Paulo César de Carvalho

Paulo César de Carvalho, o Paulinho, é bacharel em Direito (USP), mestre em Linguística e Semiótica (USP), professor de Língua Portuguesa (lecionou na ECA-USP) e autor de materiais didáticos de Gramática, Redação e Interpretação de Texto. Publicou seis livros de poesia, constando em antologias literárias no Brasil e em Portugal (como em É agora como nunca, da Companhia das Letras, organizada por Adriana Calcanhoto). Compositor, tem canções gravadas por diversos músicos da cena contemporânea. Foi militante da organização trotskista Convergência Socialista.

Assim, o poder nacional (…) “é um conjunto de poderes que envolve todas as ações do Estado” (…) para impor a sua vontade pela lei, pelo prestígio, pela pressão social ou pela sujeição. Esses fatores diversos e heterogêneos articulam-se num projeto de ação global: a guerra ao comunismo. Porque o inimigo ataca em todos os planos, deve-se contra-atacar em todos os níveis (…). O conceito de poder nacional abre caminho para a militarização do poder e para a independência das forças de segurança em relação aos poderes clássicos da democracia burguesa (…). Com isso, entende-se que governar é o mesmo que dirigir tropas, como afirmou também Castelo Branco. A relação entre governante e governado passa a basear-se na hierarquia e na obediência cega.
(FIORIN, José Luiz. O regime de 64: discurso e ideologia. São Paulo: Atual, 1988, p. 47-48).

8. Retrato do inimigo

Não é novidade que a justificativa do ex-capitão recalcado – que nunca pisou em uma universidade – para o ataque à autonomia universitária foi a suposta necessidade de fazer a remoção do “lixo marxista” das instâncias máximas de poder acadêmico, como vociferou com a habitual arrogância à imprensa: “Ali virou terra deles, eles é que mandam. Tanto é que as listas tríplices que chegam pra nós muitas vezes não temos como fugir, é do PT, do PCdoB ou do PSOL. Agora o que puder fugir, logicamente pode ter um voto só, mas nós estamos optando por essa pessoa”. É o mesmo discurso, não esqueçamos, do analfabeto ministro da Educação Abraham Weintraub: “Uma parte dos reitores veio do passado e tem ligação com PSTU, PSOL, PT, essas coisas maravilhosas”. Em nome dessa operação limpeza, aliás, é que o primeiro colocado na lista tríplice da Universidade Federal do Triângulo Mineiro (UFTM) recebeu veto presidencial: Fábio César da Fonseca, ex-filiado ao PT (de 1990 a 2005) e ao PSOL (entre 2007 e 2018), foi preterido pelo 2º colocado, Luiz Fernando Resende dos Santos Anjo. Em nota de repúdio à autoritária intervenção do Executivo, vale recordar, o professor eleito pela comunidade acadêmica assim se manifestou: “Trata-se de uma nomeação ilegítima, desrespeitosa e provocadora de instabilidades institucionais. Uma nomeação geradora e intensificadora de problemas na UFTM, pois nasce fragilizada, traz, em sua essência, a marca indelével da ilegitimidade e o caráter antidemocrático e antiético. No âmbito da UFTM, a nomeação do 2º colocado é ainda uma afronta à moralidade e à eficiência administrativa”.

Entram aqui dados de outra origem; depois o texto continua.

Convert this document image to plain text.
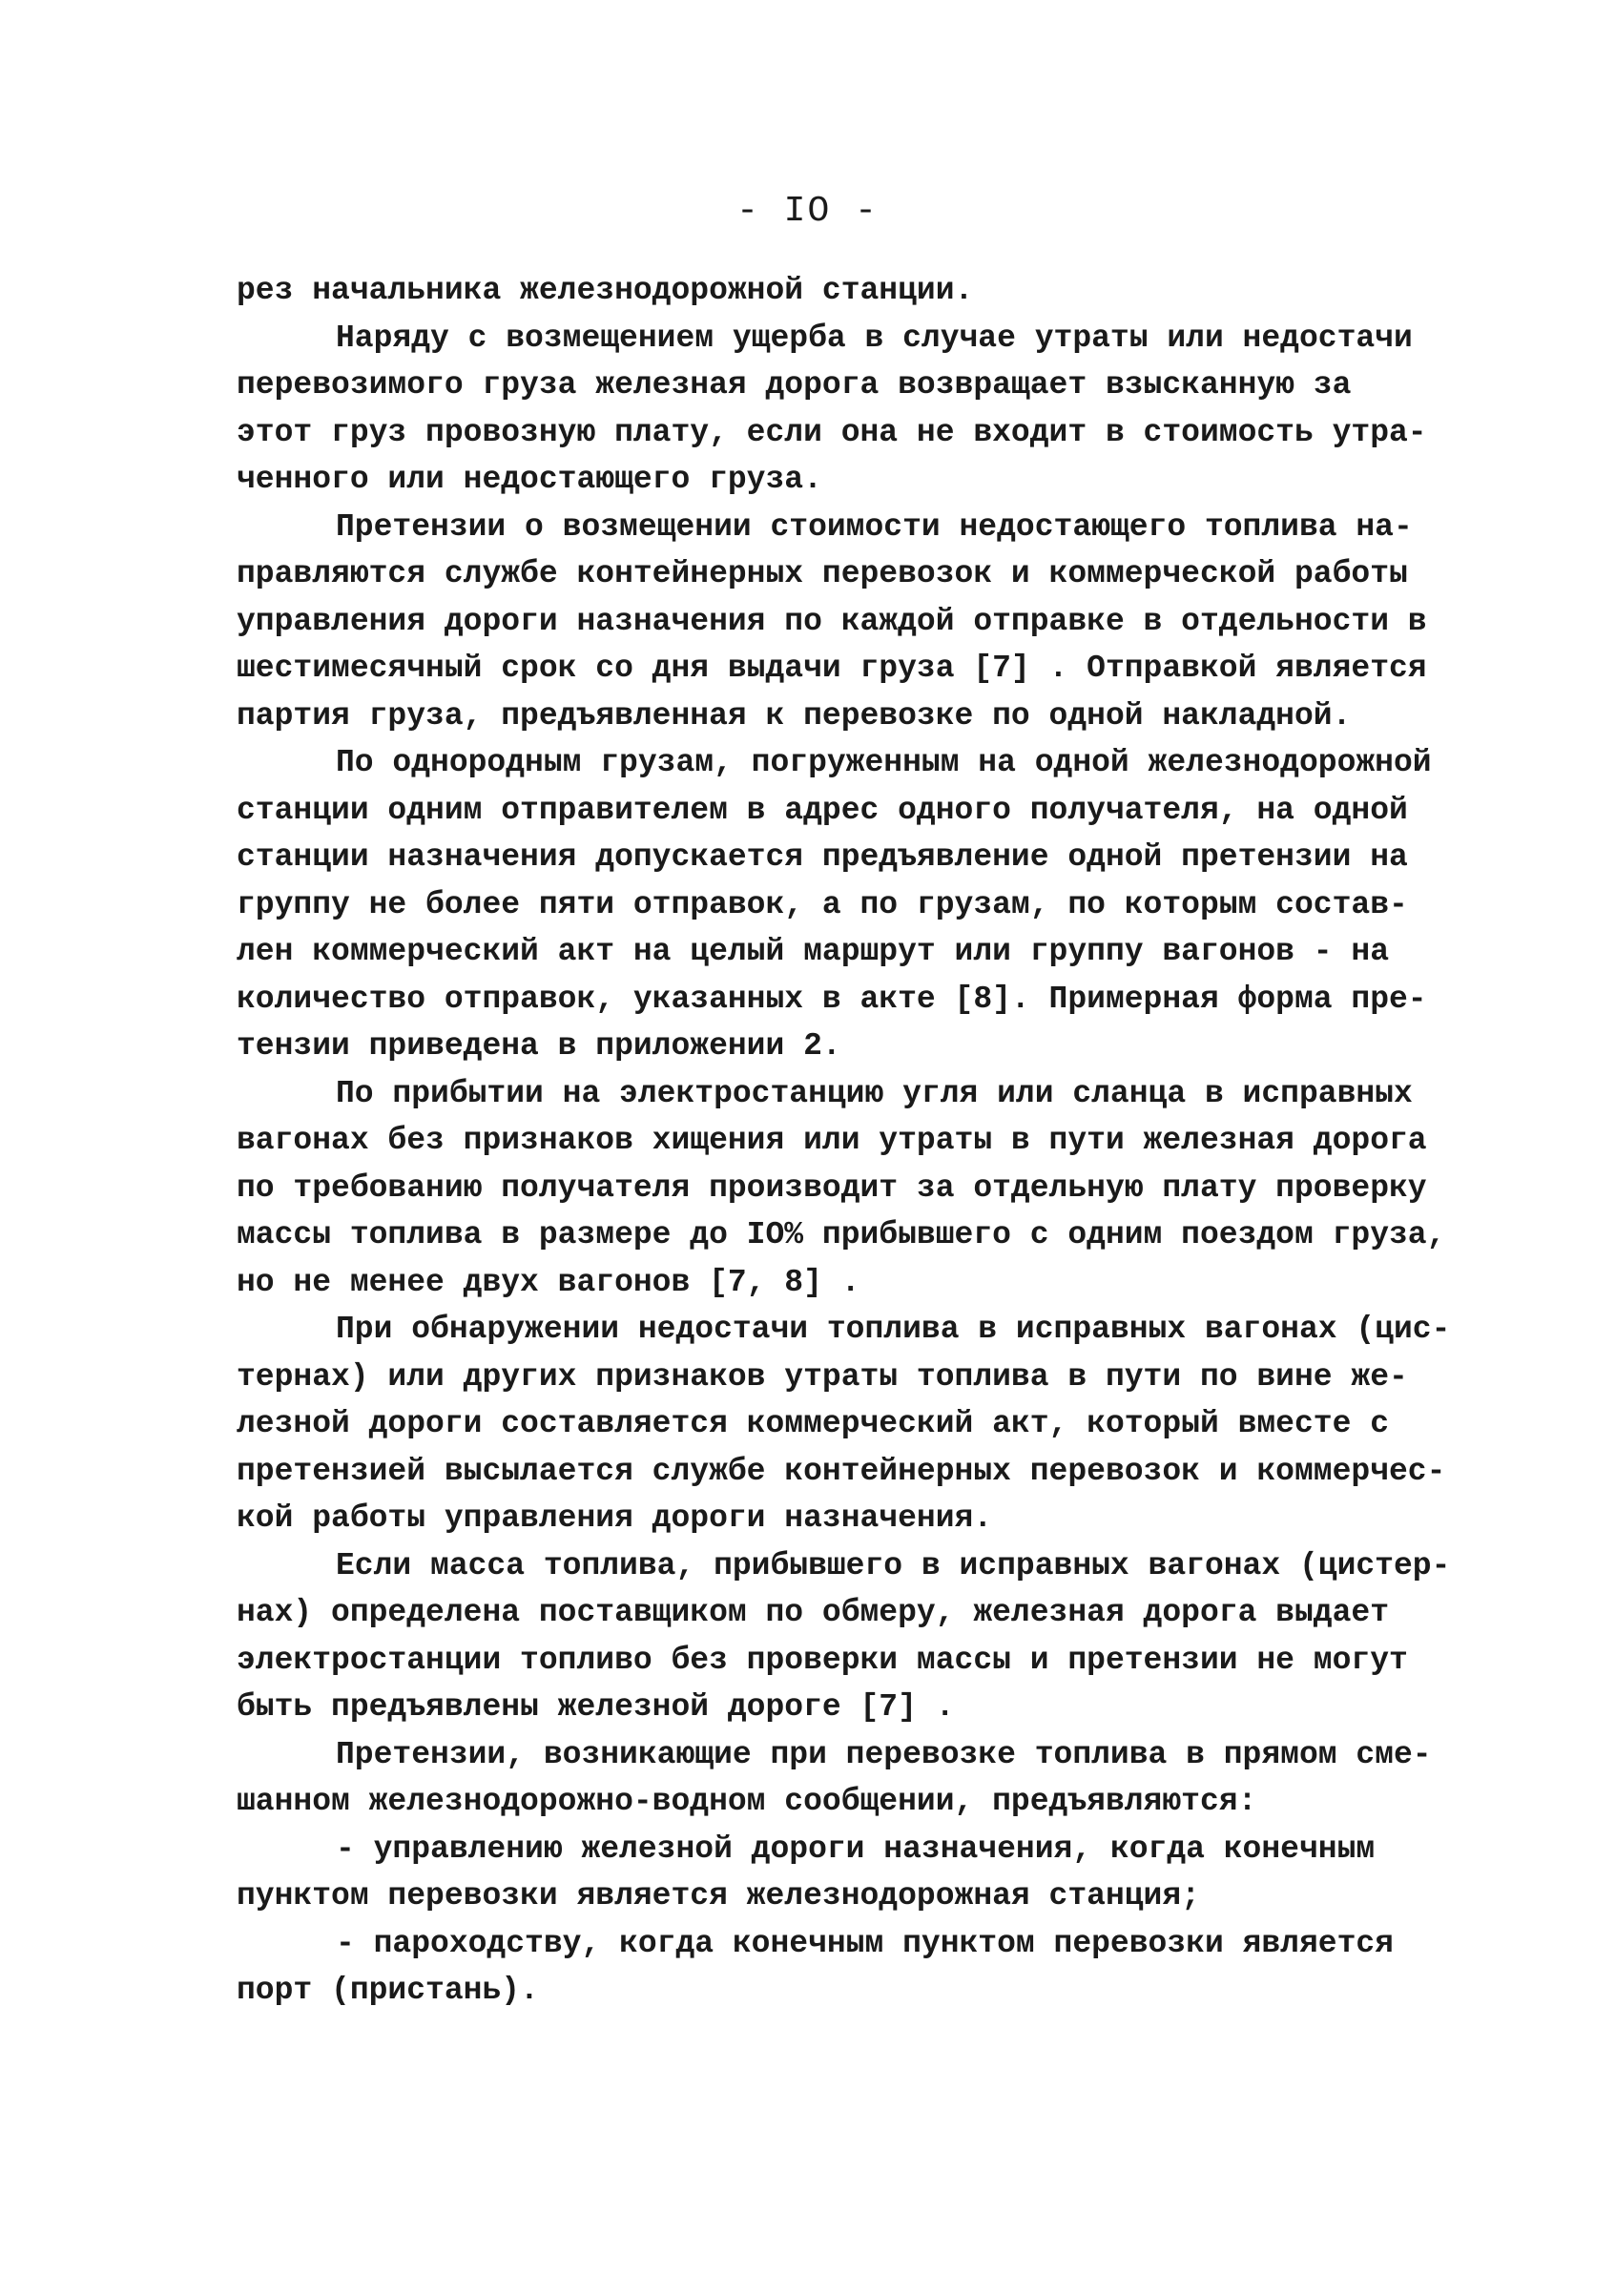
- IO -
рез начальника железнодорожной станции.
Наряду с возмещением ущерба в случае утраты или недостачи
перевозимого груза железная дорога возвращает взысканную за
этот груз провозную плату, если она не входит в стоимость утра-
ченного или недостающего груза.
Претензии о возмещении стоимости недостающего топлива на-
правляются службе контейнерных перевозок и коммерческой работы
управления дороги назначения по каждой отправке в отдельности в
шестимесячный срок со дня выдачи груза [7] . Отправкой является
партия груза, предъявленная к перевозке по одной накладной.
По однородным грузам, погруженным на одной железнодорожной
станции одним отправителем в адрес одного получателя, на одной
станции назначения допускается предъявление одной претензии на
группу не более пяти отправок, а по грузам, по которым состав-
лен коммерческий акт на целый маршрут или группу вагонов - на
количество отправок, указанных в акте [8]. Примерная форма пре-
тензии приведена в приложении 2.
По прибытии на электростанцию угля или сланца в исправных
вагонах без признаков хищения или утраты в пути железная дорога
по требованию получателя производит за отдельную плату проверку
массы топлива в размере до IO% прибывшего с одним поездом груза,
но не менее двух вагонов [7, 8] .
При обнаружении недостачи топлива в исправных вагонах (цис-
тернах) или других признаков утраты топлива в пути по вине же-
лезной дороги составляется коммерческий акт, который вместе с
претензией высылается службе контейнерных перевозок и коммерчес-
кой работы управления дороги назначения.
Если масса топлива, прибывшего в исправных вагонах (цистер-
нах) определена поставщиком по обмеру, железная дорога выдает
электростанции топливо без проверки массы и претензии не могут
быть предъявлены железной дороге [7] .
Претензии, возникающие при перевозке топлива в прямом сме-
шанном железнодорожно-водном сообщении, предъявляются:
- управлению железной дороги назначения, когда конечным
пунктом перевозки является железнодорожная станция;
- пароходству, когда конечным пунктом перевозки является
порт (пристань).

Não é novidade que a operação neofascista de “faxina” da suposta “doutrinação ideológica” nas instituições de ensino superior afetou também a Universidade Federal dos Vales do Jequitinhonha e Mucuri (UFVJM), através da nomeação ilegítima do último colocado na lista, Janir Alves Soares. O professor Gilciano Nogueira, candidato à reeleição escolhido pelo Conselho Universitário e rejeitado pelo ex-milico sem diploma, registrou sua indignação contra a antidemocrática medida interventiva, cobrando explicações da estúpida caneta BIC despótica: “A democracia na instituição foi ferida de morte. Para Brasília, foi só uma decisão. Para nós, afeta o destino da instituição (…). O presidente diz que não quer reitor com viés de esquerda e quer que tenha capacidade de gestão. Basta olhar os números da universidade. Em termos de viés, passei por seis ministros da Educação. Fui presidente do fórum reitores de Minas Gerais. Se identificou viés em mim, gostaria de saber qual”. (The Intercept Brasil)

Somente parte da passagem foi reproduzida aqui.